Der Tod von Oligodendrozyten und die Zerstörung der Myelinscheide, begleitet von Verlust von Neuronen und Axonen, sind typische pathologische Befunde bei Läsionen der grauen Substanz bei Personen, die an Multipler Sklerose (MS) leiden)1,2. Kortikale Läsionen lassen sich bisher in drei verschiedene Subtypen2 unterteilen: subpiale, intrakortikale und leukokarkale Läsionen. Im Vergleich zu Plaques der weißen Substanz zeichnen sich Infiltrate durch eine Dominanz von CD8+ T-Zellen aus, was auf eine möglicherweise entscheidende Rolle bei der Entzündung der grauen Substanz hindeutet3. Darüber hinaus finden sich oligoklonale Expansionen im Blut, in der Zerebrospinalflüssigkeit (CSF) und innerhalb entzündlicher Läsionen für CD8+ T-Zellen selbst4-6.
Dementsprechend wird davon ausgegangen, dass CD8+ T-Zellen spezifisch für verschiedene Myelinproteine sein könnten7,8. In der Tat finden sich CD8+ T-Zellen in der Nähe von Oligodendrozyten und Myelinscheiden9,10, die eine MHC I-Expressionaufweisen 11 und daher für den Verlust der Myelinscheide verantwortlich sein könnten. Dieser Prozess wird oft zusammen mit ausgedehnten "kollateralen" neuronalen und axonalen Schäden in der grauen Substanz des Zentralnervensystems (ZNS) beobachtet1,2. Tatsächlich wird der direkte und indirekte Tod von Oligodendrozyten und Neuronen durch CD8+ T-Zellen über zwei verschiedene Mechanismen induziert: (i) Schwellung und Ruptur der Zellmembran aufgrund der Bildung zytotoxischer Granula nach der Freisetzung von Perforinen und Granzymen und (ii) Ligation zu den Fas-Rezeptoren oder Exposition von FasL auf ihrer Oberfläche8,12,13.

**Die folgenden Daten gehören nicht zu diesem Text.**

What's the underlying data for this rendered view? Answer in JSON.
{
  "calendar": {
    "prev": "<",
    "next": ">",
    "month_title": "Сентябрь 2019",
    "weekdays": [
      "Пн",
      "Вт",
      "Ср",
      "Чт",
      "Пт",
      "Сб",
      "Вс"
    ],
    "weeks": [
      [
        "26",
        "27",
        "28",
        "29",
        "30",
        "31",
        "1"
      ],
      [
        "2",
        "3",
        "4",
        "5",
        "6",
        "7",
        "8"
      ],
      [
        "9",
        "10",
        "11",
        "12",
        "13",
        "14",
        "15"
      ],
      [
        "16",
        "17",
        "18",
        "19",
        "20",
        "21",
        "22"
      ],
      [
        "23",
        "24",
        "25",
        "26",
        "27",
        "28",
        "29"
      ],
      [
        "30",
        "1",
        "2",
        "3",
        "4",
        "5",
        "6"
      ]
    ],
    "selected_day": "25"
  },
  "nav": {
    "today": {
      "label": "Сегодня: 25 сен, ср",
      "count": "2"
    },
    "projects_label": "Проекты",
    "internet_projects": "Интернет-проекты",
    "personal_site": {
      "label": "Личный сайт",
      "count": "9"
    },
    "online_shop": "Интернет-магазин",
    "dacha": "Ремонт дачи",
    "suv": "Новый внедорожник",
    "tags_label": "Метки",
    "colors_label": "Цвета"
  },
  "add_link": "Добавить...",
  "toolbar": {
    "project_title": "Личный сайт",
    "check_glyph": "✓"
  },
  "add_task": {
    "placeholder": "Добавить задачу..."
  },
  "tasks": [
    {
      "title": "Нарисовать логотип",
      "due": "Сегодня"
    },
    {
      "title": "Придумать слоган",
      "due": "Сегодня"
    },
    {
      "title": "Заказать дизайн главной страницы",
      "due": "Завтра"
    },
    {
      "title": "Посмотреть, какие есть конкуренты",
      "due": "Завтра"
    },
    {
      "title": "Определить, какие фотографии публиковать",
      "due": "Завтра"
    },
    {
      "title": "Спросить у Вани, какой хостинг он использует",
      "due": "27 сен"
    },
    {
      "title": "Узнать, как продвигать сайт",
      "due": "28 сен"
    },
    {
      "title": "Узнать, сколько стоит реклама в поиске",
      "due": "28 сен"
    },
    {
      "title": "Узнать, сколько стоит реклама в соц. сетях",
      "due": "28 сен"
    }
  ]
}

Verschiedene Arten von Tiermodellen werden etabliert, um den zugrundeliegenden Mechanismus der genannten Prozesse zu untersuchen. In dieser Hinsicht können geprimte CD8+ T-Zellen, die spezifisch für Autoantigene mit induzierter Expression in ZNS-Gliazellen sind, wie Oligodendrozyten oder Astrozyten, adoptiv übertragen werden, um anschließend den "kollateralen" neuronalen und axonalen Tod in der grauen Substanz zu analysieren14,15. Die Durchführung solcher in vivo Experimente ist eine große Hilfe, um einige pathophysiologische Aspekte der MS nachzuahmen, jedoch ist dieser Ansatz nicht geeignet, um den zugrunde liegenden Mechanismus und die Kinetik der axonalen Schädigung und der neuronalen Apoptose aufzuklären.
Um diese Einschränkungen zu überwinden, wurde ein ex vivo-Ansatz entwickelt, um die Mechanismen und den zeitlichen Verlauf des neuronalen Zelltods nach einem Oligondendrozyten-gerichteten CD8+ T-Zell-Angriff zu untersuchen. Da nur die Produktion von Oligodendrozyten und damit die Produktion von Myelinscheiden von Immunzellen angesteuert werden sollte, werden MHC-Klasse-I-beschränkte, Ovalbumin (OVA)-reaktive OT-I-T-Zellen verwendet16. Diese Zellen werden anschließend in Hirnschnitte übertragen, die von Mäusen gewonnen wurden, die selektiv OVA in Oligodendrozyten exprimieren (ODC-OVA-Mäuse)17.